Sports as a weighted random outcome generator
(Source: xkcd.com. Permission for use described here.)
The coin flipping game is a useful way to relate to randomness, but there is a limit as to how far we can take this idea when trying to describe the outcomes of sporting events. There are only a handful of things in sports that are truly random 50/50 propositions - actual coin flips, which team falls on a fumble, Shaquille O'Neil free throws - whereas most other events do not work like this. For many events, the odds are something other than one to one. But changing the odds doesn't remove randomness from the picture.
In a somewhat more general case, the proper metaphor is a biased coin. A biased coin is the type of coin used by someone who is crooked.

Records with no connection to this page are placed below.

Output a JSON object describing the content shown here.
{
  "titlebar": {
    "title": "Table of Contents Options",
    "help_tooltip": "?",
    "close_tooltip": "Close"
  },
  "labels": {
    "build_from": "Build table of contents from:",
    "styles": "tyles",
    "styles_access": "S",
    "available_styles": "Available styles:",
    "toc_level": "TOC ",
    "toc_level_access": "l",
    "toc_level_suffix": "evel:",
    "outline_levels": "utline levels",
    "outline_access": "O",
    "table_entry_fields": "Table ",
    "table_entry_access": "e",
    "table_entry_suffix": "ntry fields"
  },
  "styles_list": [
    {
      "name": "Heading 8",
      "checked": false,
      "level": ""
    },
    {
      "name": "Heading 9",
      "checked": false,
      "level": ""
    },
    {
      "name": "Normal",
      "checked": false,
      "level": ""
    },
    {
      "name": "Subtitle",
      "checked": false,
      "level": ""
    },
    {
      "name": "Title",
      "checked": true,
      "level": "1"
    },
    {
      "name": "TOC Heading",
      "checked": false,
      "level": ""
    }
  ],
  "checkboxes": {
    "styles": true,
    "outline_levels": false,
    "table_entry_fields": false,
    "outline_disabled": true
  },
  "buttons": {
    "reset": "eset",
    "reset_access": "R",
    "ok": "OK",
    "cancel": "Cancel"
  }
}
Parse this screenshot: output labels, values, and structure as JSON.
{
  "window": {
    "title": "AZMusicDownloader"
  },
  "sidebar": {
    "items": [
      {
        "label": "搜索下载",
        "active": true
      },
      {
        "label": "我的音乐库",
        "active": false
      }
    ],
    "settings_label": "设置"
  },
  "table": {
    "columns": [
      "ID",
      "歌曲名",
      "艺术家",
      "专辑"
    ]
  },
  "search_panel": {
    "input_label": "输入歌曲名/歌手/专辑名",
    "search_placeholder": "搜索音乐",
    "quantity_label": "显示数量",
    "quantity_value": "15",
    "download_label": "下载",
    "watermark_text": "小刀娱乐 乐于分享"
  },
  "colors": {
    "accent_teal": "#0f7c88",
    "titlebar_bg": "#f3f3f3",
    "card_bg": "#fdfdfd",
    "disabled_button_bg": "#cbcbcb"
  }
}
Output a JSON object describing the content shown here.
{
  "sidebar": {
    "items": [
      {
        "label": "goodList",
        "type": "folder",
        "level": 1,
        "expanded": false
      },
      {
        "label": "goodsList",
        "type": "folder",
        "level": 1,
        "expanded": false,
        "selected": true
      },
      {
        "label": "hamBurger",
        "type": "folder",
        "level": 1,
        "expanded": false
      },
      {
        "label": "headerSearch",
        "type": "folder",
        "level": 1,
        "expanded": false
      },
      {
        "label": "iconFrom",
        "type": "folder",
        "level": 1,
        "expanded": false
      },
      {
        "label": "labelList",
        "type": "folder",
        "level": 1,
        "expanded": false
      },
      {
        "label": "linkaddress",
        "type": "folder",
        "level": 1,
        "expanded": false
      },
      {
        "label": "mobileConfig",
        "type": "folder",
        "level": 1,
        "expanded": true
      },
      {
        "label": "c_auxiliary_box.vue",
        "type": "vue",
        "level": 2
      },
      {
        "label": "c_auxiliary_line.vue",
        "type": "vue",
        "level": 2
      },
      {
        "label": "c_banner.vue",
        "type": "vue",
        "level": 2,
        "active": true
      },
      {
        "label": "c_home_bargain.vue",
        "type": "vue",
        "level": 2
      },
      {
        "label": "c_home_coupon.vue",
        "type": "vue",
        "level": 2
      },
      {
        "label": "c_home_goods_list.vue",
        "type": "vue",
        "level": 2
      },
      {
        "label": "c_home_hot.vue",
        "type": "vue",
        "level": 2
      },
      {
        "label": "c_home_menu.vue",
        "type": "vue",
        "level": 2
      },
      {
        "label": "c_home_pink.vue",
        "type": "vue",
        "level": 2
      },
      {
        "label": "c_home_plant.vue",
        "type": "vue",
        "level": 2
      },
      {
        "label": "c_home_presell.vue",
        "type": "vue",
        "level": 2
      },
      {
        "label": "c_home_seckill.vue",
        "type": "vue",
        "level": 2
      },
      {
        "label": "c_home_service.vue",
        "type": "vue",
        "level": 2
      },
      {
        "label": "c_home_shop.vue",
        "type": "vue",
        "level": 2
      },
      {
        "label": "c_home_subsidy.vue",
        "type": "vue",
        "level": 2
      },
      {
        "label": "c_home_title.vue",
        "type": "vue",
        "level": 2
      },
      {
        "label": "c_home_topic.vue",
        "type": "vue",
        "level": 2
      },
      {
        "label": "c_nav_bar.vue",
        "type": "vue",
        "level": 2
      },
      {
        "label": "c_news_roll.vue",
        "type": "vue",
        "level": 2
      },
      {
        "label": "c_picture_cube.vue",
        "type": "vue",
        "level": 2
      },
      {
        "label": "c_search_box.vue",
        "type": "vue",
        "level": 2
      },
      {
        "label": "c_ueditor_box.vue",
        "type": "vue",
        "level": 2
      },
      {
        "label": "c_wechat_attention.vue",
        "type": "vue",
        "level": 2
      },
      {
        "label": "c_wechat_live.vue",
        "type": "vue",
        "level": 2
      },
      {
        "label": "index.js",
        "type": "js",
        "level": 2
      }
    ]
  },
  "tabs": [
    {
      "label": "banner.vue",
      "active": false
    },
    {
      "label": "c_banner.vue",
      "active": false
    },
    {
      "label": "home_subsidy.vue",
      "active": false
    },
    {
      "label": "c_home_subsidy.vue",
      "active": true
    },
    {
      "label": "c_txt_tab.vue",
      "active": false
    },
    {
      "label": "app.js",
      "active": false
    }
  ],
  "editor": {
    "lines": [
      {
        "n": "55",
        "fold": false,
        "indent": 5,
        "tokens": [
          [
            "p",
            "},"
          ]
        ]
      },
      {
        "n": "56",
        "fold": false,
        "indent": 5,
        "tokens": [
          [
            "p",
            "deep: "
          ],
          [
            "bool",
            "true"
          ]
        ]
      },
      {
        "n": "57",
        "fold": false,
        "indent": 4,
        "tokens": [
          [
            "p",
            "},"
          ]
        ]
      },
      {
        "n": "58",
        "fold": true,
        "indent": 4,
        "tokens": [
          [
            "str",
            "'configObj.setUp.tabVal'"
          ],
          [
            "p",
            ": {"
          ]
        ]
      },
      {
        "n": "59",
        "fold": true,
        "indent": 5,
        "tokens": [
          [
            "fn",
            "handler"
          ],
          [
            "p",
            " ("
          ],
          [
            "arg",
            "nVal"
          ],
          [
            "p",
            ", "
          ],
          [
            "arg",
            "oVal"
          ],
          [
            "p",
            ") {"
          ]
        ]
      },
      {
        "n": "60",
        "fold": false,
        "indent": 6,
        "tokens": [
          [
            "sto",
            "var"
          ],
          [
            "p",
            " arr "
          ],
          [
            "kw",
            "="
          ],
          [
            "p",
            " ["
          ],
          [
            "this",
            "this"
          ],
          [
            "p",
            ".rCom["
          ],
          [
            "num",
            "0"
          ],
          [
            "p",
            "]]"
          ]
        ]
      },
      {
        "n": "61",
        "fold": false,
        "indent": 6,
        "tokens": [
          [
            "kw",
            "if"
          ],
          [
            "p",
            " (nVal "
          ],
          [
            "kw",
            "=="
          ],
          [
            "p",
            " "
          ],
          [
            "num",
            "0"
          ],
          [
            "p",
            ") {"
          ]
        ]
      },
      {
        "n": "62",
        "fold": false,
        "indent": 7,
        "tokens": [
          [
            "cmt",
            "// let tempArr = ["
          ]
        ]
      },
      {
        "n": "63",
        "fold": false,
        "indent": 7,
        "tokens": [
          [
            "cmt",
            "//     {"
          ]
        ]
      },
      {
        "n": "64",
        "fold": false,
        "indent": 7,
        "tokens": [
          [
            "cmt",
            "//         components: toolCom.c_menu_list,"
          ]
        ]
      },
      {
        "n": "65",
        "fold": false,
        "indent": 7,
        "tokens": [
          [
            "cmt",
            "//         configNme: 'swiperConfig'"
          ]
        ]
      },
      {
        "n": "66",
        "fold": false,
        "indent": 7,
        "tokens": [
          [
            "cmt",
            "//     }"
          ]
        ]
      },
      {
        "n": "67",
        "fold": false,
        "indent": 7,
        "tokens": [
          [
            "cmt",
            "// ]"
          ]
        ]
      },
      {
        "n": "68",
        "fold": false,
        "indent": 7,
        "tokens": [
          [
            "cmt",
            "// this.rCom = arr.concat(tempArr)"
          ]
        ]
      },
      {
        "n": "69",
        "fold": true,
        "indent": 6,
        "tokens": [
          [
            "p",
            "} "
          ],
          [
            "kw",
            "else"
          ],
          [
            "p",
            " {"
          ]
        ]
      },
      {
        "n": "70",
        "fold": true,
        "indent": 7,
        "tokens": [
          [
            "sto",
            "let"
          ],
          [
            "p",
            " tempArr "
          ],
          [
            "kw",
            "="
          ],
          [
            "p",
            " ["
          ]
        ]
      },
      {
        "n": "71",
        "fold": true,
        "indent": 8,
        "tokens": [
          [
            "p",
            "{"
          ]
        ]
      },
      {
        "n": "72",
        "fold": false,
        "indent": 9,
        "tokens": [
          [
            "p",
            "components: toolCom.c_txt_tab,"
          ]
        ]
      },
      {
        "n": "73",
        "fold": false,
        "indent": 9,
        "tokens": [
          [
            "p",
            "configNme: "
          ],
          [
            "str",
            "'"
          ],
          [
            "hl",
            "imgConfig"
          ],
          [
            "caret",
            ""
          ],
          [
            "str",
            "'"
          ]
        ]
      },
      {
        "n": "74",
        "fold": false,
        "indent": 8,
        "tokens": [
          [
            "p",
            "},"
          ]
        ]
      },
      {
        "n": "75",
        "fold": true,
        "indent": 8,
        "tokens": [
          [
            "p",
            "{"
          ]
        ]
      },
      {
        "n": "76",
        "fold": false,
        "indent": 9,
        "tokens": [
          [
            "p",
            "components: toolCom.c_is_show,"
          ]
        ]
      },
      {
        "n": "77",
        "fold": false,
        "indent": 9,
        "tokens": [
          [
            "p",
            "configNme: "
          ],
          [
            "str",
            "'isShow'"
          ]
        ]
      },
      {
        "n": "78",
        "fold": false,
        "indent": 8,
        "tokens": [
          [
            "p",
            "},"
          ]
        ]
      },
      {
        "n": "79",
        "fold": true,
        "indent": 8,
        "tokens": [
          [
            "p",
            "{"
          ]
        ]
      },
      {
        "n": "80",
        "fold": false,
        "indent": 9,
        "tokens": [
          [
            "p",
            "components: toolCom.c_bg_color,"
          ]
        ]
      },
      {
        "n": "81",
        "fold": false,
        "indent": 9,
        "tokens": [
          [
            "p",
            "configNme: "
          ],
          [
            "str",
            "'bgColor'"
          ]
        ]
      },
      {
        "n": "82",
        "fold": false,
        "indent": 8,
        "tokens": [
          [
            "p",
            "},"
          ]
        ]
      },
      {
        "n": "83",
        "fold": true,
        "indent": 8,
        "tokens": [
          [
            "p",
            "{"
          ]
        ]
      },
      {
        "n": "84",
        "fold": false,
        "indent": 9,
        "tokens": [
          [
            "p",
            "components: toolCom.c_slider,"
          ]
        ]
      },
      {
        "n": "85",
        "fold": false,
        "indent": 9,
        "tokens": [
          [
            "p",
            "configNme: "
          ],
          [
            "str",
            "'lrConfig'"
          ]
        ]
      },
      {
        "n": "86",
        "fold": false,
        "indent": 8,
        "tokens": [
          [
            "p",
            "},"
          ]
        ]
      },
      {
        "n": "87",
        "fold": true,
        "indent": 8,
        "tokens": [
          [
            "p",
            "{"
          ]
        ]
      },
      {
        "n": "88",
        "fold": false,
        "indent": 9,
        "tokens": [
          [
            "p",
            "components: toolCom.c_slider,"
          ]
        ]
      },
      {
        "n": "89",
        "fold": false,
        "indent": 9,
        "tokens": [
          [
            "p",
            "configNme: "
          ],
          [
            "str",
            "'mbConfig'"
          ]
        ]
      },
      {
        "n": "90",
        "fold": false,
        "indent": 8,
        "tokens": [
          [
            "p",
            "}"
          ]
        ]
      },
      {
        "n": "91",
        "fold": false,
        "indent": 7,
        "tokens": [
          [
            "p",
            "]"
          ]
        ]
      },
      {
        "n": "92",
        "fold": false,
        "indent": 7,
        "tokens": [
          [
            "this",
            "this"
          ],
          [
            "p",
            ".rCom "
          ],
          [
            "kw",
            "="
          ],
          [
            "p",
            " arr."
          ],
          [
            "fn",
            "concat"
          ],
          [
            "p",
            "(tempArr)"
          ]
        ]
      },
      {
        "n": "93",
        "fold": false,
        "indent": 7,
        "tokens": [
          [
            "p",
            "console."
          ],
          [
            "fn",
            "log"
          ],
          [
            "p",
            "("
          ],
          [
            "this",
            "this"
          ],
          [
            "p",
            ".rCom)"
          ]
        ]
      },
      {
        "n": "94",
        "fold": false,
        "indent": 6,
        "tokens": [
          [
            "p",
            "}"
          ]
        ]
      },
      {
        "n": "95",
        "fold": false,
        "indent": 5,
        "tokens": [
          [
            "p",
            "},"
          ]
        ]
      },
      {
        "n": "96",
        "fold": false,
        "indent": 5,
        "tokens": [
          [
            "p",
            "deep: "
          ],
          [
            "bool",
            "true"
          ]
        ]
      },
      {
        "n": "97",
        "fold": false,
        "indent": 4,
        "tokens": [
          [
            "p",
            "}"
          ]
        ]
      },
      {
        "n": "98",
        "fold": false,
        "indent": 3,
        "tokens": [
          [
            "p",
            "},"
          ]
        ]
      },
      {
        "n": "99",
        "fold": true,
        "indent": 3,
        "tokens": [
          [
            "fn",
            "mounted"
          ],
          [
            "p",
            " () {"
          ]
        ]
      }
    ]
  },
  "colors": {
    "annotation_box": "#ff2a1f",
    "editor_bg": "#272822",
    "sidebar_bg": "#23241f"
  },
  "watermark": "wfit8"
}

However it might be constructed, a biased coin is a coin that lands heads with a probability that is something other than 50%. Rather going to the trouble of constructing a biased coin, it is much easier to use a computer to construct some sort of weighted outcome generator, or to use the techniques of probability theory to analyze these sorts of situations.
One situation that can be reasonably described as a weighted random outcome generator is shooting free throws in basketball. Some free throw shooters are better than others. On average, a better shooter makes more free throws than one that is not as good. But a good free throw shooter will still miss, and these misses will appear to be random. Missed free throws for a good free throw shooter are often due to some small and almost undetectable error. We can probably view these sorts of errors as almost completely random, without missing much of importance. Bad free throw shooters are often inconsistent in their approach, making the results subject to randomness as well.
Another situation where this thinking clearly applies is in baseball, in the batter pitcher match up. Here there is more to consider: a batter that hits .300 will not hit for this batting average in every situation. Perhaps the pitcher is not a good match up for him. Perhaps the park is not good for hitters. Perhaps the wind is in his face, the sun is in his eyes, and the mother-in-law is in his house. These combined effects turn him into a 0.260 hitter, so we put 0.260 into the weighted random outcome generator, sit back, and see what happens.
Noise in the data
One effect of all of this randomness is that events are hard to interpret. When a field goal kicker misses the winning kick, we often attribute it to lack of guts. With so much randomness involved in individual events, it is hard to know if this is true. Randomness places a lot of noise in the data, while the signal measuring the kicker's ability to rise to the occasion is rather weak.
Randomness makes it really hard to draw conclusions without a lot of data. You may not like this -- as someone who analyzes sports in his free time, I don't like this -- but that is besides the point. Randomness is simply a fact of life.
But while randomness takes something away from the analyst, it gives so much more to the sports fan. It gives us moments like this.
"THE SHOT" Tate George from Burrell full court pass 1 second left (via chiefroc1)
And like this.
Flutie's Miracle in Miami (via CBS)
So we ought to accept, understand, and embrace randomness. It is hard to imagine that sports would be as much fun if everything was preordained and predictable. Without the possibility of surprise, it is hard to imagine that we would care.